In the first normal form (1NF) of SQL tables, one shouldn't have repetition of values and columns should have atomic values.
I have a table where I have columns StartDate | EndDate | Duration.
StartDate has value 01/01/2000 and EndDate 03/03/2003, so the duration is 2 dates, 01/01/2000 - 03/03/2003, using the same two values that are in the StartDate and EndDate fields.
Do I get rid of the Duration column completely and assume that one is able to find the info with queries, or is there a way to normalize this to follow the rules without losing any data?
I noticed this problem in the 3NF point when I separated these 3 columns to another table from the other information.
Should this be done way before that?
If StartDate and EndDate are just the dates from Duration, then it functionally determines them, and the two of them together functionally determine it. So normalization (preserving FDs (functional dependencies)) to a high enough normal form will make you separate the three of them into a separate table.
But clearly it is enough to have either {Duration} or {StartDate, EndDate} as a subset of your columns. If you add another of the attributes, it's redundant. Normalization can't help with that, because it only removes redundancies where a table can be replaced by projections of it that join to it.

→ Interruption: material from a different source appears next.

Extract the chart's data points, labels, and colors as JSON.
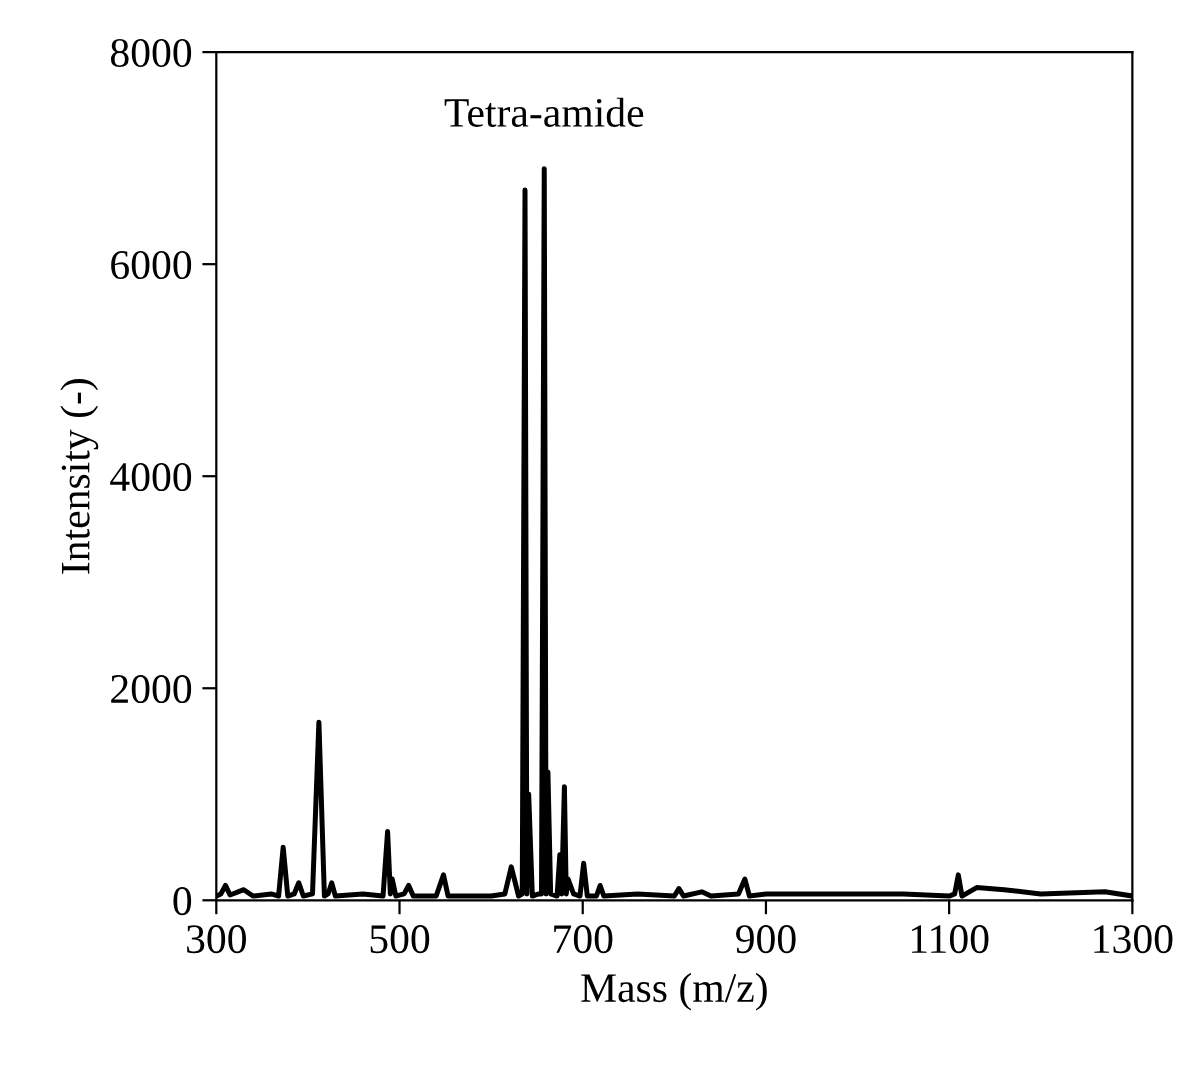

Generally speaking it is better to store interval end points. The general idea in relational design is to have a column for any part of some thing that you might want to query about separately. Learn about computed/calculated columns if you want to control this kind of redundancy.
PS 1 See this answer re 'atomicity'.
PS 2. Normalization is not done by moving through normal forms to the highest wanted. (Which should be 5NF, then for certain reasons one can denormalize. Normalizing to lower normal forms can exclude good higher-level designs from arising. Find the algorithms for normalizing to 3NF or BCNF.